Mr. Sutter, I teach a course to undergraduates who are doing dual degrees in engineering and management on managing innovation. You’ve clearly worked on many revolutionary and incremental innovation in your lifetime. What piece of advice should I give these young people on pursuing a career but also managing innovation?


You know, again, you’re talking to an old guy. The best thing you can do when going to college, or going into engineering is to learn your business. Work hard enough to know you need to have a good grasp on what you’re doing. Work with your colleagues and know what their side of the equation is.

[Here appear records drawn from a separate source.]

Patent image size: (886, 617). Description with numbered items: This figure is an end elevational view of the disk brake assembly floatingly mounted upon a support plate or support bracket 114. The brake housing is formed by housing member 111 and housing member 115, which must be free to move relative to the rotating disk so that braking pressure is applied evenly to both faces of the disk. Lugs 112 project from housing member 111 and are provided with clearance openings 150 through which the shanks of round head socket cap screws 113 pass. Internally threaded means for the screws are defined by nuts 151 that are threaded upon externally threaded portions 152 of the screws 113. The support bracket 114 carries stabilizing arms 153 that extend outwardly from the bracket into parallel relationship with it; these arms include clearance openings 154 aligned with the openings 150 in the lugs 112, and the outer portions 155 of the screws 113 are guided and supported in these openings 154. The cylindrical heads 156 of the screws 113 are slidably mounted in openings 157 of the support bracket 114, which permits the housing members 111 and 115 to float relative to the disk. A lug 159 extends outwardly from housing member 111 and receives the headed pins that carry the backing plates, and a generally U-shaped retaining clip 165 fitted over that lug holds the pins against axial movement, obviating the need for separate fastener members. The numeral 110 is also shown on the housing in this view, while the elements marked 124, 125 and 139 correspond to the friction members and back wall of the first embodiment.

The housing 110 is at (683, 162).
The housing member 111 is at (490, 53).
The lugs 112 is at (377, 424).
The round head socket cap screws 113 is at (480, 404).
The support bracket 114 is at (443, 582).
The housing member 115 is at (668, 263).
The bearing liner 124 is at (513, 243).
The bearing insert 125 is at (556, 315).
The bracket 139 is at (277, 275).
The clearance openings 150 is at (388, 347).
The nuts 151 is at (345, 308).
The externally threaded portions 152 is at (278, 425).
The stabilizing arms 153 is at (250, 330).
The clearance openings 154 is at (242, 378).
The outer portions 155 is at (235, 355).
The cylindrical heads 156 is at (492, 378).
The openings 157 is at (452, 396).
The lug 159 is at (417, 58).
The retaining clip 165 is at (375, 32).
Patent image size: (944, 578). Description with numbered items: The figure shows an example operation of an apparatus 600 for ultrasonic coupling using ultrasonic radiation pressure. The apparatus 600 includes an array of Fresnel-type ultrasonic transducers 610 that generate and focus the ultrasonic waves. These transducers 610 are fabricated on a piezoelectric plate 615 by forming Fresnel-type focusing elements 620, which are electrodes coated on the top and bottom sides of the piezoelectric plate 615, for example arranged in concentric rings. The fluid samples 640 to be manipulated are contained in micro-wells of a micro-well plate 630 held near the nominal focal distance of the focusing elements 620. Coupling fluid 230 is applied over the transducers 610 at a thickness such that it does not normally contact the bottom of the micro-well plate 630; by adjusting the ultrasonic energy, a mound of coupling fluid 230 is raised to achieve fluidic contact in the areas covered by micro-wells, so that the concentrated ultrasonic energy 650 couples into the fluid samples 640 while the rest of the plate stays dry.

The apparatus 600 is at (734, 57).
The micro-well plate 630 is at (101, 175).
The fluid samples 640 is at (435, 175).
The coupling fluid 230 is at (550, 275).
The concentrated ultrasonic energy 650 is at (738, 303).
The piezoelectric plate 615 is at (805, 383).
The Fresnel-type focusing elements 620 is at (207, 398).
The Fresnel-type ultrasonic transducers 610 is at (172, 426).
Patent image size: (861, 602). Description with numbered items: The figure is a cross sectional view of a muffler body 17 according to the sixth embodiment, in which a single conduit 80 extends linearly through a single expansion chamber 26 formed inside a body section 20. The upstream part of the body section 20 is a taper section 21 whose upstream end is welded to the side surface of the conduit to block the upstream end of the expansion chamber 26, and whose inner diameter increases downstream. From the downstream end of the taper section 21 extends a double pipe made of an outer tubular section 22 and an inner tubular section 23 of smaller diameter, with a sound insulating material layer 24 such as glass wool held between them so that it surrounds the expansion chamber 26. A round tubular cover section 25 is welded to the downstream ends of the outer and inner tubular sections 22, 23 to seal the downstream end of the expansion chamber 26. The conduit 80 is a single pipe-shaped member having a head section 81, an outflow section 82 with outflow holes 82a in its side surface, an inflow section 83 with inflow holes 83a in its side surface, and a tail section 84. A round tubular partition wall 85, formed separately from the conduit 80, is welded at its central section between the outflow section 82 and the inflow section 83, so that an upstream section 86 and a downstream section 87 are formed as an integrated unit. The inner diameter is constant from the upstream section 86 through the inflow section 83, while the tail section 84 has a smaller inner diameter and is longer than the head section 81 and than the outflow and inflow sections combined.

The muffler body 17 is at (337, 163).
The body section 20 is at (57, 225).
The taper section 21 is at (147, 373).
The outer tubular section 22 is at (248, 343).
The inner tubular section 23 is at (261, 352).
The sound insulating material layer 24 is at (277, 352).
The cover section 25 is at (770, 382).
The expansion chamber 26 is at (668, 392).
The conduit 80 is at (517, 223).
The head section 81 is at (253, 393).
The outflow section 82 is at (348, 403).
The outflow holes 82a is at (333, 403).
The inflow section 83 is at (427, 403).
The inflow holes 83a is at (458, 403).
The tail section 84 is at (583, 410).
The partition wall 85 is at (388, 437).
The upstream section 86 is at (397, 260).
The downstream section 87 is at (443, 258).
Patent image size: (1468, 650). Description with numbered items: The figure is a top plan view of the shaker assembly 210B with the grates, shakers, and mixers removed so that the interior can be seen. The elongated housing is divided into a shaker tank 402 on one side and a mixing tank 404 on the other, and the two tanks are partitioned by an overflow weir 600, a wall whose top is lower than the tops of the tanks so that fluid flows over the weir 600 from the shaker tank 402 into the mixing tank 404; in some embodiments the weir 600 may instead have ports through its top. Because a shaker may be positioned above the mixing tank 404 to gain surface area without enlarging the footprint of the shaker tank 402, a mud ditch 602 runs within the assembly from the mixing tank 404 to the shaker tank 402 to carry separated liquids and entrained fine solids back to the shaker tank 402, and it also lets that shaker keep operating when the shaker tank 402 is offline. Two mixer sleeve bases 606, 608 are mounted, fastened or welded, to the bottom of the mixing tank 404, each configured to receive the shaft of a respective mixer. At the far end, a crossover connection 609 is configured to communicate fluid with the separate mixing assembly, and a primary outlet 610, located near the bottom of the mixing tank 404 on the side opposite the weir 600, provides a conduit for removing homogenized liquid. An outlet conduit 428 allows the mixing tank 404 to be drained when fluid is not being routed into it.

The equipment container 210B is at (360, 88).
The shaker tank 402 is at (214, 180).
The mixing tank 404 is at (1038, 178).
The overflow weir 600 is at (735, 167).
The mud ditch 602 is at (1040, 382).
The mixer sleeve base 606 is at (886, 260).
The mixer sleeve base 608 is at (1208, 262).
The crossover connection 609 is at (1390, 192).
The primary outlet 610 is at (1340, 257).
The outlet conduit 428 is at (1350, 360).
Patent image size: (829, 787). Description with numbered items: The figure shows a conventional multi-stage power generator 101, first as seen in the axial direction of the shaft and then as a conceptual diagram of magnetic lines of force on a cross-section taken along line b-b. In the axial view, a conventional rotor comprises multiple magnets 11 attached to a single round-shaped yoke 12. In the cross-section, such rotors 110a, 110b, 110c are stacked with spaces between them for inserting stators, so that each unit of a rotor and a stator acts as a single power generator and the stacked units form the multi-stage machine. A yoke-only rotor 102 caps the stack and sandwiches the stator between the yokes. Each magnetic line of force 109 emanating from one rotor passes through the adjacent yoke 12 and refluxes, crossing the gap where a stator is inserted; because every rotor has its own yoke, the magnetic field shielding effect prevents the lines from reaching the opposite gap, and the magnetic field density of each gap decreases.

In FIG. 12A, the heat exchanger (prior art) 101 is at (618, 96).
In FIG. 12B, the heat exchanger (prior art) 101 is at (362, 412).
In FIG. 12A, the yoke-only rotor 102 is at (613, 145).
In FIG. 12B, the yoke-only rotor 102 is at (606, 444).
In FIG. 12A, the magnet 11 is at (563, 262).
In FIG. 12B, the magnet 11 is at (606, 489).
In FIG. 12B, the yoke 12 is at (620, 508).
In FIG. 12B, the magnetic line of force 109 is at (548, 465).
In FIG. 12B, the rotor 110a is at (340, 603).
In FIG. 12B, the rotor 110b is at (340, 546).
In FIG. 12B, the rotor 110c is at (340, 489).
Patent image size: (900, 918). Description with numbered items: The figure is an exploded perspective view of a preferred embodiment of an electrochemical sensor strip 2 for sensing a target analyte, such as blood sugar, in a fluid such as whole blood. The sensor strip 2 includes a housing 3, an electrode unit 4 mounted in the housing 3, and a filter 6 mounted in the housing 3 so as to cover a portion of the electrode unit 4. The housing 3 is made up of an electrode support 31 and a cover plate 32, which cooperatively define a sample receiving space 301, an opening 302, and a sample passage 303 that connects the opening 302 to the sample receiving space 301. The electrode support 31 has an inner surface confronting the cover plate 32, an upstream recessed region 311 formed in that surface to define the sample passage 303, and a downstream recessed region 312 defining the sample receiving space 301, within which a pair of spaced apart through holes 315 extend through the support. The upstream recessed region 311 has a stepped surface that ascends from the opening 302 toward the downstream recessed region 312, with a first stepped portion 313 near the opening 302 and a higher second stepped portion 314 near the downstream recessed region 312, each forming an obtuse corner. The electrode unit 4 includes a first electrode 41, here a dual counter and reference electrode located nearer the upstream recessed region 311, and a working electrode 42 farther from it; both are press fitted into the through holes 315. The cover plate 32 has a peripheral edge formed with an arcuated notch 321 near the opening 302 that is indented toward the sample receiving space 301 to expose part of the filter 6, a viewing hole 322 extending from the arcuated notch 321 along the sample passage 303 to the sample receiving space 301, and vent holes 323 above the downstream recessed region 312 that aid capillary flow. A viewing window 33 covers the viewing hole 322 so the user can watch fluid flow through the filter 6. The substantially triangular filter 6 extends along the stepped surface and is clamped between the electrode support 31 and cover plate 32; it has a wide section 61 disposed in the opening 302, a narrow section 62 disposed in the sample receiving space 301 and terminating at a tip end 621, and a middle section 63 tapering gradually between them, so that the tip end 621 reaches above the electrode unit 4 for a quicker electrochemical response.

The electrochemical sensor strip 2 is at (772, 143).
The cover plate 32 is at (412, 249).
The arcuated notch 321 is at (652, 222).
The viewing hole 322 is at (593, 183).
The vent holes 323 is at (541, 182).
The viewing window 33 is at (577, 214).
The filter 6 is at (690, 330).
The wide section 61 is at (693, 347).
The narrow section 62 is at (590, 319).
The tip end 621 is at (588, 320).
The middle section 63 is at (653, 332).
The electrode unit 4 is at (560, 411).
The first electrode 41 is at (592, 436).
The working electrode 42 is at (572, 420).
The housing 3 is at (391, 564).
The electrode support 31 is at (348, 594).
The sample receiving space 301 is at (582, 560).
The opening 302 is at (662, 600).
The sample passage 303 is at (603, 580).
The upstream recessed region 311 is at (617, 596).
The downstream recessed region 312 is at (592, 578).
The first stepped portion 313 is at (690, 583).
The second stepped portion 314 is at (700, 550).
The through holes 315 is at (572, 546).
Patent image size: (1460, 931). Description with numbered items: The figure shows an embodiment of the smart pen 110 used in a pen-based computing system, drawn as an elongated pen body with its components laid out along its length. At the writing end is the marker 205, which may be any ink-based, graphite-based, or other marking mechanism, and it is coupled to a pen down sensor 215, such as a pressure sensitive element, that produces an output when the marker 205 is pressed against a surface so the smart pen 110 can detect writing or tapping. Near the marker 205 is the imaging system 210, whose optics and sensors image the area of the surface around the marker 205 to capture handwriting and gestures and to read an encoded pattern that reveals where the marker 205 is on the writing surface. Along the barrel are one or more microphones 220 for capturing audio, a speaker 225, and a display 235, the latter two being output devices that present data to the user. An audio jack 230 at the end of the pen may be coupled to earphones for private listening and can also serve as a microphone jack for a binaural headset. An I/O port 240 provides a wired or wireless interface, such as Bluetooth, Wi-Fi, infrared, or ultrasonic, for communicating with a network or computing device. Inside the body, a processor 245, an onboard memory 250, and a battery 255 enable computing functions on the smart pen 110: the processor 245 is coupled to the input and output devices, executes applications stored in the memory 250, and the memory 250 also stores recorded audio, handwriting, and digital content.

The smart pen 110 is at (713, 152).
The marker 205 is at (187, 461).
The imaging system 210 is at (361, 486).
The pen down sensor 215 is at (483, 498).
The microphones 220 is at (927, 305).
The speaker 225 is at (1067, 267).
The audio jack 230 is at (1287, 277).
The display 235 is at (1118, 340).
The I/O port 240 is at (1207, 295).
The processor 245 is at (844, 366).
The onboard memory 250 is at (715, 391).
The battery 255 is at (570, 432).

Like I mentioned today, I call him a bean counter, a financial guy. Engineers hate bean counters because engineers want to spend money on development.

Financial people don’t want to spend a dime.  But you gotta understand them, and learn what their side of the equation is. So, understand the whole organization you’re working with.  Don’t put on blinders and don’t think that they don’t have a part of the equation. If you’re going after, going up the ladder, understanding what everyone wants to do is a better way than just becoming an isolated engineer.


First of all, congratulations on your award.  Whenever you go to an airport and you check in and when you check-in people recognize you, do you automatically get upgraded?


When we came from Seattle yesterday, I was treated like every other human being. (laughs)


You have a beautiful family. How did you balance work and life and family life?


First of all, I have a lovely girl named Nancy. You gotta’ have a balance in life, so no matter how hard you work at a place like Boeing, you better be a family. Family life I think is very important to all of us.


I think it’s a good sign that they’re here tonight, don’t you think?


You guys happy to be here?


One final question.  What livery is your favorite on the 747? What is your favorite paint scheme? What was your favorite livery?


One of the airlines that did a hell of a lot of for the airplane was Lufthansa. That blue bird. What kind of bird was it?  The Crane—was one of my favorites.